“Tricks are for kids he plays much gigs
He’s a big bad wolf and you’re the three pigs
He’s a big bad wolf in your neighborhood
Not bad meaning bad but bad meaning good“
“Peter Piper” – Run D.M.C., 1986 from the album “Raising Hell”
What was once bad is now good. Or maybe what was once good is now bad. The story for months has been that a weak dollar is good because it supports exports and economic growth. Nevermind the risks that the decline could go from orderly to disorderly or that all our trading partners also want weaker currencies. The increase in asset prices has been a convenient and welcome residual. Until this month, good economic news has generally led to more selling in the dollar. This past week has confirmed that this inverse correlation could be unraveling. Many traders are taking note. Even “Mr. Commodities” Jim Rogers has placed a short-term bullish trade on the dollar.

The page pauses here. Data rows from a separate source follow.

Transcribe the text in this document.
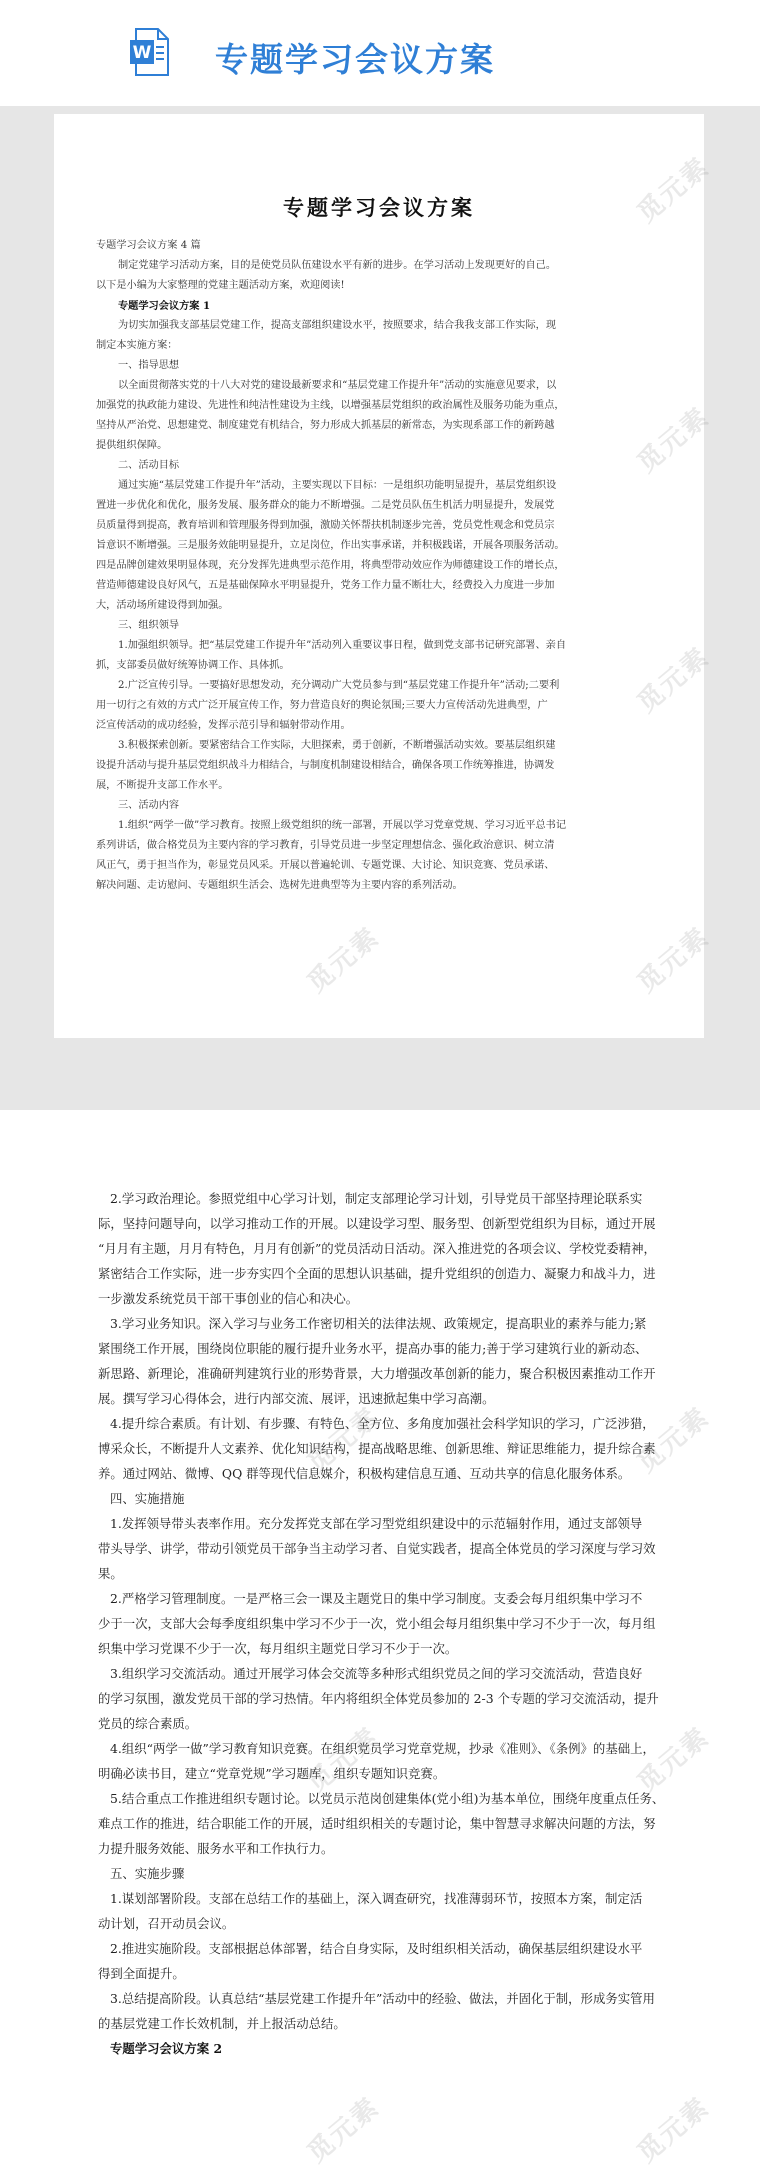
W 专题学习会议方案
专题学习会议方案
专题学习会议方案 4 篇
制定党建学习活动方案，目的是使党员队伍建设水平有新的进步。在学习活动上发现更好的自己。
以下是小编为大家整理的党建主题活动方案，欢迎阅读!
专题学习会议方案 1
为切实加强我支部基层党建工作，提高支部组织建设水平，按照要求，结合我我支部工作实际，现
制定本实施方案：
一、指导思想
以全面贯彻落实党的十八大对党的建设最新要求和“基层党建工作提升年”活动的实施意见要求，以
加强党的执政能力建设、先进性和纯洁性建设为主线，以增强基层党组织的政治属性及服务功能为重点，
坚持从严治党、思想建党、制度建党有机结合，努力形成大抓基层的新常态，为实现系部工作的新跨越
提供组织保障。
二、活动目标
通过实施“基层党建工作提升年”活动，主要实现以下目标：一是组织功能明显提升，基层党组织设
置进一步优化和优化，服务发展、服务群众的能力不断增强。二是党员队伍生机活力明显提升，发展党
员质量得到提高，教育培训和管理服务得到加强，激励关怀帮扶机制逐步完善，党员党性观念和党员宗
旨意识不断增强。三是服务效能明显提升，立足岗位，作出实事承诺，并积极践诺，开展各项服务活动。
四是品牌创建效果明显体现，充分发挥先进典型示范作用，将典型带动效应作为师德建设工作的增长点，
营造师德建设良好风气，五是基础保障水平明显提升，党务工作力量不断壮大，经费投入力度进一步加
大，活动场所建设得到加强。
三、组织领导
1.加强组织领导。把“基层党建工作提升年”活动列入重要议事日程，做到党支部书记研究部署、亲自
抓，支部委员做好统筹协调工作、具体抓。
2.广泛宣传引导。一要搞好思想发动，充分调动广大党员参与到“基层党建工作提升年”活动;二要利
用一切行之有效的方式广泛开展宣传工作，努力营造良好的舆论氛围;三要大力宣传活动先进典型，广
泛宣传活动的成功经验，发挥示范引导和辐射带动作用。
3.积极探索创新。要紧密结合工作实际，大胆探索，勇于创新，不断增强活动实效。要基层组织建
设提升活动与提升基层党组织战斗力相结合，与制度机制建设相结合，确保各项工作统筹推进，协调发
展，不断提升支部工作水平。
三、活动内容
1.组织“两学一做”学习教育。按照上级党组织的统一部署，开展以学习党章党规、学习习近平总书记
系列讲话，做合格党员为主要内容的学习教育，引导党员进一步坚定理想信念、强化政治意识、树立清
风正气，勇于担当作为，彰显党员风采。开展以普遍轮训、专题党课、大讨论、知识竞赛、党员承诺、
解决问题、走访慰问、专题组织生活会、选树先进典型等为主要内容的系列活动。
2.学习政治理论。参照党组中心学习计划，制定支部理论学习计划，引导党员干部坚持理论联系实
际，坚持问题导向，以学习推动工作的开展。以建设学习型、服务型、创新型党组织为目标，通过开展
“月月有主题，月月有特色，月月有创新”的党员活动日活动。深入推进党的各项会议、学校党委精神，
紧密结合工作实际，进一步夯实四个全面的思想认识基础，提升党组织的创造力、凝聚力和战斗力，进
一步激发系统党员干部干事创业的信心和决心。
3.学习业务知识。深入学习与业务工作密切相关的法律法规、政策规定，提高职业的素养与能力;紧
紧围绕工作开展，围绕岗位职能的履行提升业务水平，提高办事的能力;善于学习建筑行业的新动态、
新思路、新理论，准确研判建筑行业的形势背景，大力增强改革创新的能力，聚合积极因素推动工作开
展。撰写学习心得体会，进行内部交流、展评，迅速掀起集中学习高潮。
4.提升综合素质。有计划、有步骤、有特色、全方位、多角度加强社会科学知识的学习，广泛涉猎，
博采众长，不断提升人文素养、优化知识结构，提高战略思维、创新思维、辩证思维能力，提升综合素
养。通过网站、微博、QQ 群等现代信息媒介，积极构建信息互通、互动共享的信息化服务体系。
四、实施措施
1.发挥领导带头表率作用。充分发挥党支部在学习型党组织建设中的示范辐射作用，通过支部领导
带头导学、讲学，带动引领党员干部争当主动学习者、自觉实践者，提高全体党员的学习深度与学习效
果。
2.严格学习管理制度。一是严格三会一课及主题党日的集中学习制度。支委会每月组织集中学习不
少于一次，支部大会每季度组织集中学习不少于一次，党小组会每月组织集中学习不少于一次，每月组
织集中学习党课不少于一次，每月组织主题党日学习不少于一次。
3.组织学习交流活动。通过开展学习体会交流等多种形式组织党员之间的学习交流活动，营造良好
的学习氛围，激发党员干部的学习热情。年内将组织全体党员参加的 2-3 个专题的学习交流活动，提升
党员的综合素质。
4.组织“两学一做”学习教育知识竞赛。在组织党员学习党章党规，抄录《准则》、《条例》的基础上，
明确必读书目，建立“党章党规”学习题库，组织专题知识竞赛。
5.结合重点工作推进组织专题讨论。以党员示范岗创建集体(党小组)为基本单位，围绕年度重点任务、
难点工作的推进，结合职能工作的开展，适时组织相关的专题讨论，集中智慧寻求解决问题的方法，努
力提升服务效能、服务水平和工作执行力。
五、实施步骤
1.谋划部署阶段。支部在总结工作的基础上，深入调查研究，找准薄弱环节，按照本方案，制定活
动计划，召开动员会议。
2.推进实施阶段。支部根据总体部署，结合自身实际，及时组织相关活动，确保基层组织建设水平
得到全面提升。
3.总结提高阶段。认真总结“基层党建工作提升年”活动中的经验、做法，并固化于制，形成务实管用
的基层党建工作长效机制，并上报活动总结。
专题学习会议方案 2
觅元素
觅元素
觅元素
觅元素	觅元素
觅元素	觅元素
觅元素	觅元素
觅元素	觅元素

Back in June, as now, the stock market churned as the dollar gained strength. The big difference now is that there is bona fide good economic news to go along with the dollar’s rise, AND the dollar is breaking out of its recent downtrend as marked by the 50DMA (see yesterday’s chart below):
I do not think the trend in the economic news or the dollar will be sustained. Also note that the euro is the majority of the dollar index at 58%. The euro is buckling against all the major currencies by growing sovereign debt issues in Greece, Spain, Ukraine, and Portugal, and this is lending a LOT of support to the dollar. If these problems turn around soon (the Greek Prime Minister is insisting that Greece, an EU country, is good for the money), the dollar could sell off quite rapidly as risk appetites rally again. The Dubai debacle is a great reminder of what can happen once the market stops caring about the latest crisis.
The dollar’s rally is also shaking out a lot of the momentum players who bought gold only after it finally firmed up above the psychologically important $1000 level. I have duly noted the almost rabid skepticism regarding gold on this latest run in price. It is almost the same skepticism that gets louder on a near periodic basis year-after-year. I finally understand how all the stock market bulls feel when they claim they are taking the contrary position as the stock market stubbornly creeps ever higher. This shake-out process should create some fresh, uh, golden buying opportunities over the longer-term. Although I fully agree with Rogers that it is time now to buy more silver than gold. (Chart of GLD below is from mid-day today.)
*All charts created using TeleChart:
So, while the “bad-dollar, good-market” story is put on hold, the “good-dollar, bad-commodities” story is creating the current buzz. I imagine we will even start to hear more and more pundits claim that now a good dollar is GOOD for the stock market (whatever story works!).
Again, next week’s Federal Reserve meeting is the next big wildcard. I still think growing expectations for a more hawkish Fed will be greatly disappointed.
Be careful out there!
Full disclosure: long GLD, long SLV, long SSO puts (and wish I had not sold my latest TBT position two days ago!)